I mean, don’t get me wrong, this book is gorgeous on every level. The prose of this book is excellent without being overtly pretentious. (I swear it flows across the page like music – it’s like John Green except less forced and never tiring.) I feel like I’ve explained this, but the character work outshines at least 99% of literature – Aristotle’s character development is amazing?? Incredible?? Changed me as a person?? Also, I could go on and on for this point, but the main characters have such a beautiful slow-build relationship – I could go on and on about how perfect Ari and Dante are together, and how sweet their interactions are. I also generally think this was one of the first books that taught me about narrative weight and narrative critique – there is homophobia deeply buried in this book, beneath the surface and on the page, but Alire Saenz is careful to acknowledge and understand it. It’s an exploration I doubt I’ll ever forget.
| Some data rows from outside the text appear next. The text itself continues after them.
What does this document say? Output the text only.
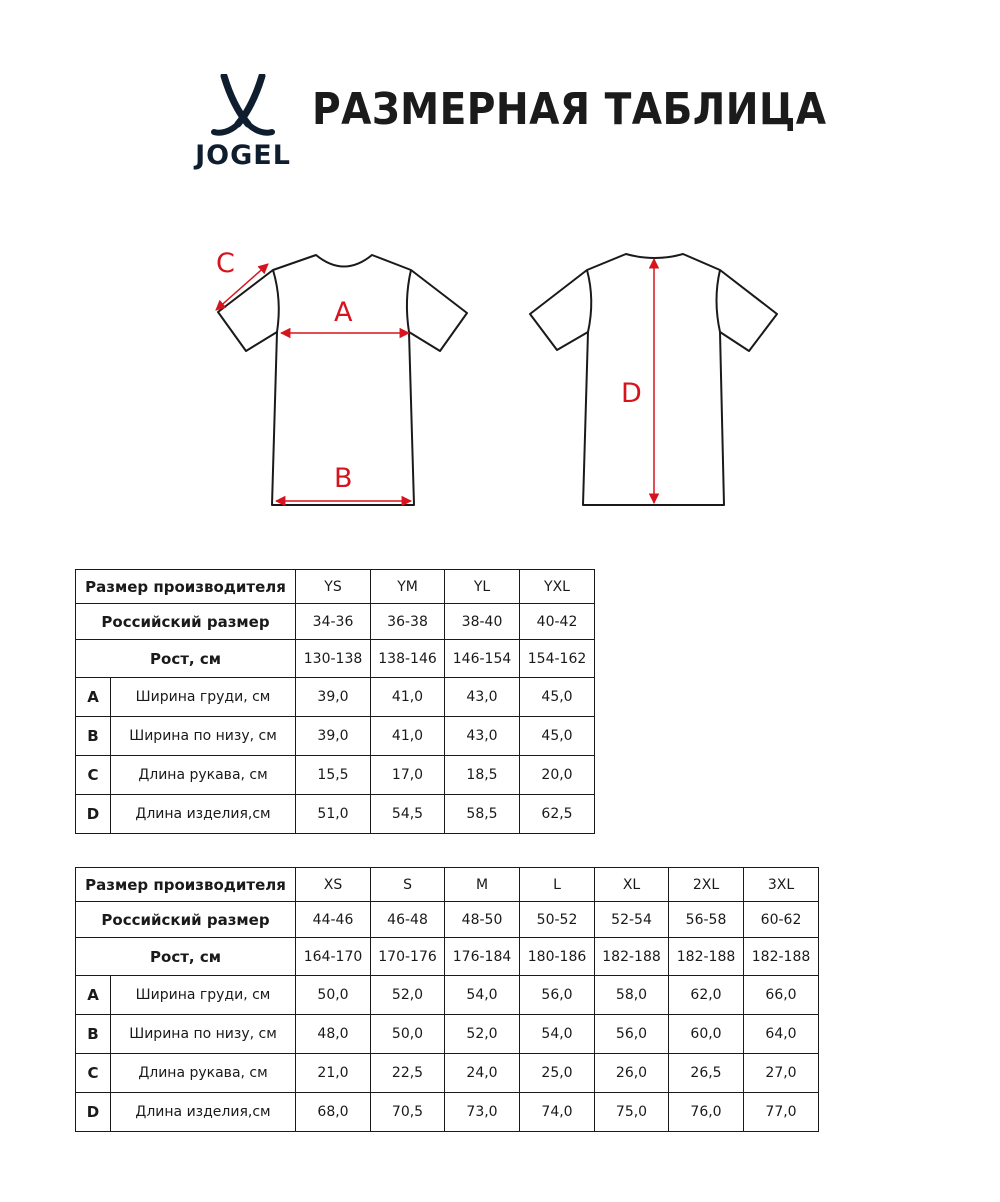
JOGEL
РАЗМЕРНАЯ ТАБЛИЦА
A
B
C
D
Размер производителя		YS	YM	YL	YXL
Российский размер		34-36	36-38	38-40	40-42
Рост, см		130-138	138-146	146-154	154-162
A	Ширина груди, см	39,0	41,0	43,0	45,0
B	Ширина по низу, см	39,0	41,0	43,0	45,0
C	Длина рукава, см	15,5	17,0	18,5	20,0
D	Длина изделия,см	51,0	54,5	58,5	62,5
Размер производителя		XS	S	M	L	XL	2XL	3XL
Российский размер		44-46	46-48	48-50	50-52	52-54	56-58	60-62
Рост, см		164-170	170-176	176-184	180-186	182-188	182-188	182-188
A	Ширина груди, см	50,0	52,0	54,0	56,0	58,0	62,0	66,0
B	Ширина по низу, см	48,0	50,0	52,0	54,0	56,0	60,0	64,0
C	Длина рукава, см	21,0	22,5	24,0	25,0	26,0	26,5	27,0
D	Длина изделия,см	68,0	70,5	73,0	74,0	75,0	76,0	77,0
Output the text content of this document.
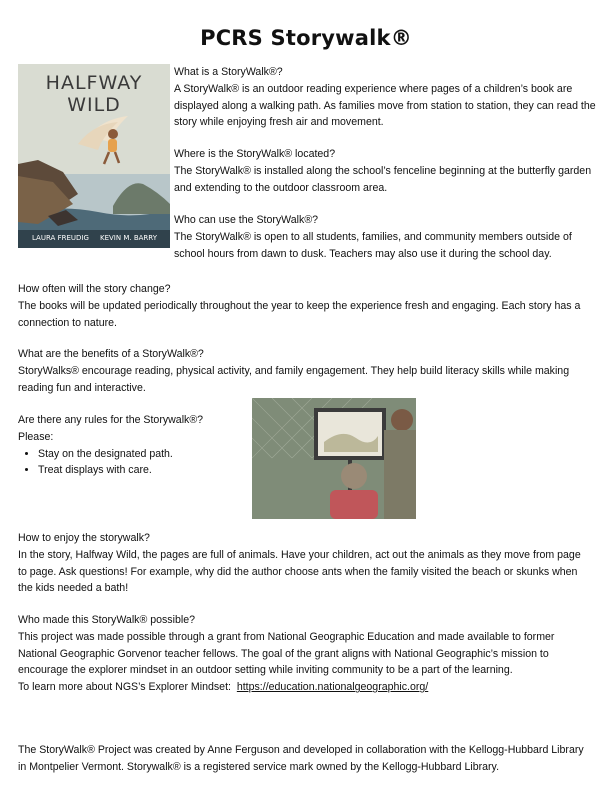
PCRS Storywalk®
HALFWAY WILD
LAURA FREUDIG KEVIN M. BARRY
What is a StoryWalk®?
A StoryWalk® is an outdoor reading experience where pages of a children’s book are displayed along a walking path. As families move from station to station, they can read the story while enjoying fresh air and movement.
Where is the StoryWalk® located?
The StoryWalk® is installed along the school’s fenceline beginning at the butterfly garden and extending to the outdoor classroom area.
Who can use the StoryWalk®?
The StoryWalk® is open to all students, families, and community members outside of school hours from dawn to dusk. Teachers may also use it during the school day.
How often will the story change?
The books will be updated periodically throughout the year to keep the experience fresh and engaging. Each story has a connection to nature.
What are the benefits of a StoryWalk®?
StoryWalks® encourage reading, physical activity, and family engagement. They help build literacy skills while making reading fun and interactive.
Are there any rules for the Storywalk®?
Please:
• Stay on the designated path.
• Treat displays with care.
How to enjoy the storywalk?
In the story, Halfway Wild, the pages are full of animals. Have your children, act out the animals as they move from page to page. Ask questions! For example, why did the author choose ants when the family visited the beach or skunks when the kids needed a bath!
Who made this StoryWalk® possible?
This project was made possible through a grant from National Geographic Education and made available to former National Geographic Gorvenor teacher fellows. The goal of the grant aligns with National Geographic’s mission to encourage the explorer mindset in an outdoor setting while inviting community to be a part of the learning.
To learn more about NGS’s Explorer Mindset: https://education.nationalgeographic.org/
The StoryWalk® Project was created by Anne Ferguson and developed in collaboration with the Kellogg-Hubbard Library in Montpelier Vermont. Storywalk® is a registered service mark owned by the Kellogg-Hubbard Library.
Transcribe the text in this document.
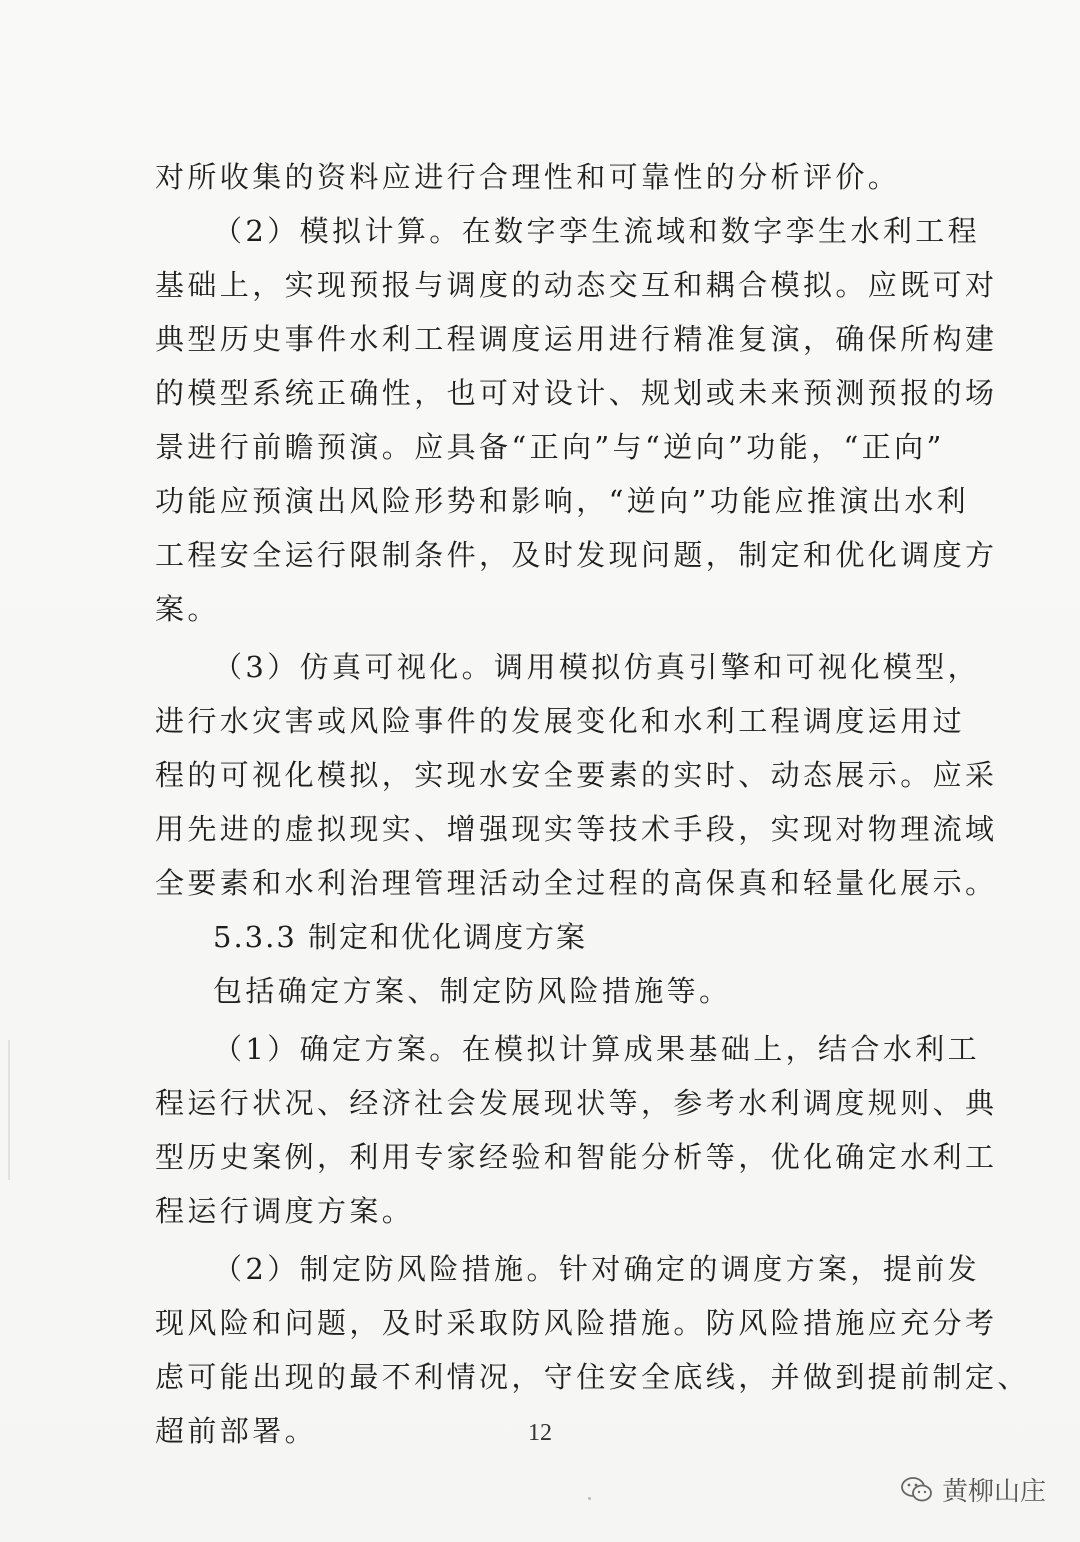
对所收集的资料应进行合理性和可靠性的分析评价。
（2）模拟计算。在数字孪生流域和数字孪生水利工程
基础上，实现预报与调度的动态交互和耦合模拟。应既可对
典型历史事件水利工程调度运用进行精准复演，确保所构建
的模型系统正确性，也可对设计、规划或未来预测预报的场
景进行前瞻预演。应具备“正向”与“逆向”功能，“正向”
功能应预演出风险形势和影响，“逆向”功能应推演出水利
工程安全运行限制条件，及时发现问题，制定和优化调度方
案。
（3）仿真可视化。调用模拟仿真引擎和可视化模型，
进行水灾害或风险事件的发展变化和水利工程调度运用过
程的可视化模拟，实现水安全要素的实时、动态展示。应采
用先进的虚拟现实、增强现实等技术手段，实现对物理流域
全要素和水利治理管理活动全过程的高保真和轻量化展示。
5.3.3 制定和优化调度方案
包括确定方案、制定防风险措施等。
（1）确定方案。在模拟计算成果基础上，结合水利工
程运行状况、经济社会发展现状等，参考水利调度规则、典
型历史案例，利用专家经验和智能分析等，优化确定水利工
程运行调度方案。
（2）制定防风险措施。针对确定的调度方案，提前发
现风险和问题，及时采取防风险措施。防风险措施应充分考
虑可能出现的最不利情况，守住安全底线，并做到提前制定、
超前部署。	12
黄柳山庄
I think it’s, above all, that this is a book meant for us. It’s a book meant for our specific experiences, it is a book meant to be an exploration of us, not for anyone else. This is a deeply important book, for me, on a personal level. And I think it will be for many other readers.
**I want to note here that Alire Saenz’s behavior towards reviewers has not been ideal; sending emails to reviewers because you disagree is genuinely never okay, and though I believe there was a public apology for this (that I can no longer find) it’s something to be aware of when reading and reviewing his work. Stay safe, y’all.
TW: violent homophobia and transphobia, discussions of hate crimes.